FROM THE DESK OF: Nina
Greetings, Everyone! Writing to you after a long day filled with lengthy phone calls, dizzying meetings, far too little sustenance, and far too much leftover iced coffee (don’t judge – I didn’t want to throw it away yesterday, ok?). I may be a little bit loopy as I type this. But here I go…
This week, I’ve been coming across a recurring theme that’s been leading me to more than one breakthrough in the past few days. It’s this concept of what I like to call “spontaneous reframing,” or reconsidering things in a positive light… but not really knowing exactly how or why this has suddenly happened.
To give you a few examples:
On Monday morning, when lack of sleep ordinarily plants this seed of dread in anticipation of another long week, I was inexplicably filled with all of this energy to start the day and ended up, like, exuberantly dancing around my room to an old playlist I had on Spotify. (I don’t know, I thought it was weird, too.)
Later that night, while staring at a paper I’d been fiddling with for months, I was struck with a light bulb moment that led me to editing the document into something with which I finally have full confidence.
And now, even this splitting headache that’s been lingering for the past couple of hours can’t keep me from feeling so thankful for being, well, me.
The weird part is, I can’t even explain how this reframing has happened.
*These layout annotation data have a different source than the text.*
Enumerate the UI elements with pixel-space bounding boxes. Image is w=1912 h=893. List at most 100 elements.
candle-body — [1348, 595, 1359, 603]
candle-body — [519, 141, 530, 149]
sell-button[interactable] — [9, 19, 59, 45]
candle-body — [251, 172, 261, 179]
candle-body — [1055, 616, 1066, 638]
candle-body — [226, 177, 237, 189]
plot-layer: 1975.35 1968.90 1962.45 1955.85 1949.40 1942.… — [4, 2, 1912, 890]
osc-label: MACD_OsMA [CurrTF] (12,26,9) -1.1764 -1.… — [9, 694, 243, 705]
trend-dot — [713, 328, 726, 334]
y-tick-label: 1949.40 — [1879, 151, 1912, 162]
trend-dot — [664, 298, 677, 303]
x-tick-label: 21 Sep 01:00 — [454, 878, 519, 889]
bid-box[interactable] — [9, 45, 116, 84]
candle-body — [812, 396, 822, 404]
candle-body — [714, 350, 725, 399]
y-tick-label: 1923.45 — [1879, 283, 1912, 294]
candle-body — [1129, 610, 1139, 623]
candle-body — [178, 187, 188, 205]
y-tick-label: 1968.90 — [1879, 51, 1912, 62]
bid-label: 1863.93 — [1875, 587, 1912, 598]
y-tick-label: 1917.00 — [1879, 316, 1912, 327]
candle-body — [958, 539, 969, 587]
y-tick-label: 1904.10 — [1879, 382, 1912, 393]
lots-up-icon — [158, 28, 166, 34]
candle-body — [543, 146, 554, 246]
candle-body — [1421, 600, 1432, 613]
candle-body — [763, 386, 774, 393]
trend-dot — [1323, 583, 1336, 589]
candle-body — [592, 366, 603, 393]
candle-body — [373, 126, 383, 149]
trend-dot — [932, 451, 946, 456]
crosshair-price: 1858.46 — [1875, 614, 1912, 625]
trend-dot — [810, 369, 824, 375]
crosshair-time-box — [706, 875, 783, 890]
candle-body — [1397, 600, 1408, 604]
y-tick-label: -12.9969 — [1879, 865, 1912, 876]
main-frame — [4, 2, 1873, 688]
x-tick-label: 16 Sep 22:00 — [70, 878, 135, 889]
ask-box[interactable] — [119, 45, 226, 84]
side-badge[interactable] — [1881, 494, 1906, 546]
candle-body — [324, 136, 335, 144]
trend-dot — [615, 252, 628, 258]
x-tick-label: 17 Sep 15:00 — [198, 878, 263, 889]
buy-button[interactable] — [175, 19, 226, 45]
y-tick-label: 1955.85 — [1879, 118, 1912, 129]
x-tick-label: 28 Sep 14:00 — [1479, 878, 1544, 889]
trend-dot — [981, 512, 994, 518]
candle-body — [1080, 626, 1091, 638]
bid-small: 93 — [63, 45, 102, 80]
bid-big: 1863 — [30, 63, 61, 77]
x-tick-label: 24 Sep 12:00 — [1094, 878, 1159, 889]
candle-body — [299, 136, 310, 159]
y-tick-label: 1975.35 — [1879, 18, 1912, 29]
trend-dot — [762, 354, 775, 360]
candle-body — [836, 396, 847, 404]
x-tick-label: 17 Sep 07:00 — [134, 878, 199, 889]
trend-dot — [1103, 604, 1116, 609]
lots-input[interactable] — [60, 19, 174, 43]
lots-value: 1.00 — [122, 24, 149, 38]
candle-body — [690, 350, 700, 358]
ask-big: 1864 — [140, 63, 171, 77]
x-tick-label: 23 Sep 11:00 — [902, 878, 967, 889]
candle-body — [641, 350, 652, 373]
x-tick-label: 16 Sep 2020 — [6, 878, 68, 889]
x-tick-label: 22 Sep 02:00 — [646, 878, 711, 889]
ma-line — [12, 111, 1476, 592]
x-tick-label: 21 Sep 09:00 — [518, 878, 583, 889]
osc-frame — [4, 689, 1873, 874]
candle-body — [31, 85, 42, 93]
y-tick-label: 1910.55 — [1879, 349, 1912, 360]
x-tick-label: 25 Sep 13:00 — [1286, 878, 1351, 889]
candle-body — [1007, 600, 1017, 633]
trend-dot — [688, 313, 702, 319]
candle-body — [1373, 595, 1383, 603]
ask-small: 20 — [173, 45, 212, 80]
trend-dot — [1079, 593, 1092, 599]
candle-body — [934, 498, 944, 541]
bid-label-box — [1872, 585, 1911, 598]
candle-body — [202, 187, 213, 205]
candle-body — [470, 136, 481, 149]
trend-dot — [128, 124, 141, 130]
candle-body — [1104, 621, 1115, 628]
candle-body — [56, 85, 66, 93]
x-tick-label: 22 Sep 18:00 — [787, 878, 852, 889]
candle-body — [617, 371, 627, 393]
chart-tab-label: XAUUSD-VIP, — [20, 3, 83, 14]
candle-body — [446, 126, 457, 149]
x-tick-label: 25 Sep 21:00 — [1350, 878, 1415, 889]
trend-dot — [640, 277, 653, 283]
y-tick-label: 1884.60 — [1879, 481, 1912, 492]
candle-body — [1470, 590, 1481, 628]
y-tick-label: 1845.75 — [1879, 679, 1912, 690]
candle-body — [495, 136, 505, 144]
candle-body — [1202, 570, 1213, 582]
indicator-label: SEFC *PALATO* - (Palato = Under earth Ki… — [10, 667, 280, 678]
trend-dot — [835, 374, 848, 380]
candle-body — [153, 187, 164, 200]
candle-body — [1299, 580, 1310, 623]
It’s… sort of just overcome me and helped me regain that little slice of self-confidence that I’d seemed to misplace in recent weeks.
Maybe it was the trippy floating session I had on Sunday. (More on that later.)
Maybe it’s The Big Guy Up There pushing me in the right direction, just in time for Lent.
Maybe it’s both: it could be The Big Guy Up There speaking to me through my wandering thoughts I had during my trippy floating sesh on Sunday.
But however it happened, I know it’s gotten me in the right mindset to strive for living the best version of myself again.
Now, I’m not about to tell you how to reframe because now that I’m writing this, I frankly don’t know how this happened. But what I can do is leave you with that Monday morning playlist that got me feeling some type of way and set the pace for this inexplicable resurgence of confidence. Who knows? Maybe the happy juice is in the music.
Anyway, a little bit about the playlist: it’s old, but I edited it down and renamed it “Spontaneous Reframing” in light of my strange mood this week. The selection is filled with lounge-y R&B, soul, hip-hop, and a sprinkle of pop; and I originally created it with this mental picture of my ideal backyard concert in mind.
Happy listening, happy reframing, and happy Ash Wednesday, y’all.